Cosa dire di una leggenda su cui sono stati scritti e pronunciati oceani di parole? Proviamoci lo stesso.

L’11 agosto di 60 anni fa morì Tazio Nuvolari. Innanzitutto, quando si parla di corse automobilistiche, Nuvolari non è una leggenda: è LA leggenda. Egli nacque il 16 novembre 1892 a Castel d’Ario, piccolo comune nella provincia di Mantova. Da qui, e dai suoi successi, il soprannome “il mantovano volante“, coniato da Gabriele D’Annunzio.

Prima di diventare un asso delle quattro ruote, corse e vinse anche sulle moto: il suo successo più importante fu il campionato d’Europa del 1925, su una Bianchi 350.

Passato dal manubrio al volante, trionfò ovunque a ripetizione, nelle gare più difficili e prestigiose, spesso in condizioni proibitive, tagliando il traguardo per primo quando molti altri non sarebbero nemmeno riusciti a terminare la corsa.

Qualche esempio? Nel 1925 uscì di pista a Monza, in auto, riportando parecchie ferite; una settimana dopo disputò e vinse una gara in moto, tutto ricoperto di bende, al punto da non riuscire a salire da solo sulla moto.

L’anno precedente, al Tigullio, arrivò  al traguardo a bordo di un’auto senza seggiolino né volante: sterzava con una chiave inglese. Vinse, ovviamente.

Era un’altra epoca, un’era geologica addirittura. Oggi, fortunatamente, certe cose non sarebbero nemmeno pensabili. Ma in quegli anni il pilota poteva compensare con la propria bravura anche forti differenze tecniche del mezzo. Nürburgring, quello vecchio, lungo, mitico e tremendo, 1935: Nuvolari guidava un’Alfa Romeo di gran lunga inferiore alle possenti Mercedes e Auto Union. In più, problemi ad un rifornimento gli avevano fatto accumulare un distacco di 30 secondi dal primo, ad un giro (22 Km) dalla fine.

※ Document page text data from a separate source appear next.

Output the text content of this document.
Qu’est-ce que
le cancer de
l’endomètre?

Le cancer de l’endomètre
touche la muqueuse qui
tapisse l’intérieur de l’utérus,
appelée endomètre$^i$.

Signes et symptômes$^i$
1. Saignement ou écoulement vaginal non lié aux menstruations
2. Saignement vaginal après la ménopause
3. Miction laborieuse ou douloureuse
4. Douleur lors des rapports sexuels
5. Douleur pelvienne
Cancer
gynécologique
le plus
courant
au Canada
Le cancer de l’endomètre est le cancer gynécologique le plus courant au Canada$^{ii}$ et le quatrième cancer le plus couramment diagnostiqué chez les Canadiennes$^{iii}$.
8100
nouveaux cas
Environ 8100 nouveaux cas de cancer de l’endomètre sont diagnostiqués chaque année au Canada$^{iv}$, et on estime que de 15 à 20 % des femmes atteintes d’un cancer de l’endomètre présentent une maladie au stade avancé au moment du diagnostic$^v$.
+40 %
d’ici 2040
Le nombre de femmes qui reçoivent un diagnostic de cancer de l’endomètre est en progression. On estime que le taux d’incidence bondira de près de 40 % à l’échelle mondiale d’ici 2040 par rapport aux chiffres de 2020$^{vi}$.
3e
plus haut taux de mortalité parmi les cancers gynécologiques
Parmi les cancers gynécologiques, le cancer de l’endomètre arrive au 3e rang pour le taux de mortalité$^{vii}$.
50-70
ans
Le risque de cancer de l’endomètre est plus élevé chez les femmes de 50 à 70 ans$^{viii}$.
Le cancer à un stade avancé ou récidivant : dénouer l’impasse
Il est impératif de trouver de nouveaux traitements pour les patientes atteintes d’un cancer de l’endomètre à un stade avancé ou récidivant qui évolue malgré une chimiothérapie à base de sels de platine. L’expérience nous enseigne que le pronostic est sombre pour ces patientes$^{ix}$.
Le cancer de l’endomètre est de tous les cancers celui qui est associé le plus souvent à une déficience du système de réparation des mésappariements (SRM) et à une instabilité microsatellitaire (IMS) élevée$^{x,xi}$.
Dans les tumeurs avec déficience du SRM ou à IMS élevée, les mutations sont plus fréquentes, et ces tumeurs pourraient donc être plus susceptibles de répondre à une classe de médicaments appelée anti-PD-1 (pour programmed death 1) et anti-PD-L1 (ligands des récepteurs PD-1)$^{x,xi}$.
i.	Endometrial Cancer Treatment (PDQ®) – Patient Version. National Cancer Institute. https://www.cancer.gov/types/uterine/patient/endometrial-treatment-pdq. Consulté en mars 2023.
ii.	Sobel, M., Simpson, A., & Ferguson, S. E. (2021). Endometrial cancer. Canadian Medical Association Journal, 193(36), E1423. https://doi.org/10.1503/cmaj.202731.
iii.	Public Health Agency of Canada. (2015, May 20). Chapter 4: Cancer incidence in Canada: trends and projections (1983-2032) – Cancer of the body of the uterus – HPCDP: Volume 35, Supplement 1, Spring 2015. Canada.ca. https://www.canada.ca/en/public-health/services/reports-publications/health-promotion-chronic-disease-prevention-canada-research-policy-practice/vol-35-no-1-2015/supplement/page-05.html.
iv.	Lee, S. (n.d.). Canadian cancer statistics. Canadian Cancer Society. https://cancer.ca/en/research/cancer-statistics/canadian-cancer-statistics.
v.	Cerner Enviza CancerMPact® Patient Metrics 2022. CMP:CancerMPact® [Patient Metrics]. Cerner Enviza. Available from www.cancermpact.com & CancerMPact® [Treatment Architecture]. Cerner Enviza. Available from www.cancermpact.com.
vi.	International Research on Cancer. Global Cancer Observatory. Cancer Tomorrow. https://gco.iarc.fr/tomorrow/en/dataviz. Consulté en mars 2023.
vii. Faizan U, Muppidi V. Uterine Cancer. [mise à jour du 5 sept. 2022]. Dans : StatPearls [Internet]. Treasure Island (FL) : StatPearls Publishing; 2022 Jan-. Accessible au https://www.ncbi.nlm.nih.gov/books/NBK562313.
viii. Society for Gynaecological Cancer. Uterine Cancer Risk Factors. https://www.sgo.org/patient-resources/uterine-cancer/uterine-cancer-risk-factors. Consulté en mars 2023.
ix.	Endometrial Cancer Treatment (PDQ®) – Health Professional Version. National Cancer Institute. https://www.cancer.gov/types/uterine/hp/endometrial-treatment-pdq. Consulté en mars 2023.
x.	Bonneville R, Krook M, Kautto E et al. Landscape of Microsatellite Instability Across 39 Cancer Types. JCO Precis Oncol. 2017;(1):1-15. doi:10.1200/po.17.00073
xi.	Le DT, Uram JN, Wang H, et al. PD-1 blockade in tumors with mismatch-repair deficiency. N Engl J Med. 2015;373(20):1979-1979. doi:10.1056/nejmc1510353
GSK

Riuscì ugualmente a rimontare, superare e vincere. Aveva personalmente portato una nuova bandiera tricolore, da issare durante la premiazione, e i gerarchi nazisti erano lividi di rabbia.

Pensate che le derapate, le sbandate controllate o, come si dice oggi, il drifting, siano un’invenzione moderna? Niente affatto. Tazio Nuvolari ha inventato lo stile di guida dei rally.

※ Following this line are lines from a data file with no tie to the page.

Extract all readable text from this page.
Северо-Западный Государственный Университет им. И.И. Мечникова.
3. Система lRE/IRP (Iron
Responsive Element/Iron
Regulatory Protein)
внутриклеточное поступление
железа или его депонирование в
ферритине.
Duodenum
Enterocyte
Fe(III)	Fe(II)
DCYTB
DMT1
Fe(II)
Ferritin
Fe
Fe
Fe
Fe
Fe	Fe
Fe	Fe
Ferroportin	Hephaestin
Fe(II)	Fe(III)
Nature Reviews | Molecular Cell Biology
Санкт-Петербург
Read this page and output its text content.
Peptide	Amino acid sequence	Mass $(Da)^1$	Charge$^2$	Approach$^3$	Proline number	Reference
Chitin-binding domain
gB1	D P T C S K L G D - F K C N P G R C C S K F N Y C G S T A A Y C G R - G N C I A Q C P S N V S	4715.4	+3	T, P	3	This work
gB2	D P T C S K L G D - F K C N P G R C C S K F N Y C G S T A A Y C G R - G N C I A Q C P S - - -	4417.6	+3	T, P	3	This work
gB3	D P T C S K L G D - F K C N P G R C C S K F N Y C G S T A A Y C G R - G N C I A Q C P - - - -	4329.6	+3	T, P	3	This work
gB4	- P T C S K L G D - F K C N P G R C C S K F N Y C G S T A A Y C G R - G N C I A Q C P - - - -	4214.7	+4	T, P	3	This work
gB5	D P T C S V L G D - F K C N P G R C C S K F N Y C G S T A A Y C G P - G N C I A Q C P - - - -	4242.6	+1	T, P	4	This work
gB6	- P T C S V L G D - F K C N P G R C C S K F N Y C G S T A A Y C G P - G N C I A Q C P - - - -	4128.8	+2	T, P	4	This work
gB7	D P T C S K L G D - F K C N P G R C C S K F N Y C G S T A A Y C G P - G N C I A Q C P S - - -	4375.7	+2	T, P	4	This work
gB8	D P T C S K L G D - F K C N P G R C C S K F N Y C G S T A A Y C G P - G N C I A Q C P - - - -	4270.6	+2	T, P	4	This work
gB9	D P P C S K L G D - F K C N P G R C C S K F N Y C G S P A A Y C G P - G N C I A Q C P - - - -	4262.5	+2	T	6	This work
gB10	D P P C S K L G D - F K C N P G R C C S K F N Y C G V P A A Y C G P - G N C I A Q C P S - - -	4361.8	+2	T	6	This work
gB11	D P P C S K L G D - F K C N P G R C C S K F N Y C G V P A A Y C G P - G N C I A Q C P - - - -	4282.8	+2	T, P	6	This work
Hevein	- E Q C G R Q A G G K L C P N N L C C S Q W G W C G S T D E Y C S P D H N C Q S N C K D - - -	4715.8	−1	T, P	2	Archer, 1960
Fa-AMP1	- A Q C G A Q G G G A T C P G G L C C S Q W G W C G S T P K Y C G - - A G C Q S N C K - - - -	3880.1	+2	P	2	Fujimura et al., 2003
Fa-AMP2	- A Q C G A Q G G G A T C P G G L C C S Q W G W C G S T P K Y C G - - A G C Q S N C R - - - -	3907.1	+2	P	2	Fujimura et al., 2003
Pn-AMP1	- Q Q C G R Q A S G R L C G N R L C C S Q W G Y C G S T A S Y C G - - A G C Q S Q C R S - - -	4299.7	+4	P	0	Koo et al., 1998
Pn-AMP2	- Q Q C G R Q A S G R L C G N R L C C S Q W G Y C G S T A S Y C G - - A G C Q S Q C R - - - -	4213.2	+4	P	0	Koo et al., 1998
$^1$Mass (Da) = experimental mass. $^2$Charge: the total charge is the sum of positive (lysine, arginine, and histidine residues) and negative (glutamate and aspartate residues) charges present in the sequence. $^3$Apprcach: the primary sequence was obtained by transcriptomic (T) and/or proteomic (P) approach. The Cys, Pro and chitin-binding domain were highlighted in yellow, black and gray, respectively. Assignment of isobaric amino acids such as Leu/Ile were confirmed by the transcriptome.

E quanti rischi, su quelle bare a rotelle che percorrevano delle autentiche trappole mortali. Altro che le chilometriche vie di fuga delle piste di oggi. Sempre nel 1935, il 15 giugno, tentò di stabilire il record di velocità su un’Alfa Romeo 16C bimotore, sull’autostrada Firenze-Mare. Il vento era fortissimo, ma figuriamoci se Nuvolari poteva tirarsi indietro. Salì in macchina; raggiunta la velocità di 320 Km/h (su quelle ruote, su quella strada, su quel congegno infernale), venne investito da una raffica laterale fortissima, che lo fece sbandare per 200 metri. Uscì di strada? Macché, controllò la macchina e proseguì. Il record? Battuto, ovviamente, a 323 Km/h di media, con una punta di 360.

Tutto in Nuvolari è leggenda. Le famose Alfa Romeo (come la 8C Monza della foto in alto, su cui vinse a Monaco nel 1932) a cavallo tra gli anni ’20 e ’30 e il binomio con Enzo Ferrari; le Mille Miglia, perfino l’Auto Union, con cui vinse nel 1938 il Gran Premio d’Italia. E le Maserati, le Bugatti, e tanti altri episodi.

Non lo fermò un incidente, ma una malattia. Un ictus nel 1952 e quello fatale nel 1953. Tre anni prima, all’età di 58 anni, l’ultima gara, l’ultimo successo: una corsa in salita a Palermo, a bordo di una Cisitalia-Abarth 204; quinto assoluto e vincitore della classe 1.100.

Due frasi, su tutte, sintetizzano questa figura quasi mitologica: “Come quello là non ne nasceranno più“; e ” Nuvolari è il più grande corridore del passato, del presente e del futuro“. Rispettivamente, Enzo Ferrari e Ferdinand Porsche. Due che se ne intendevano.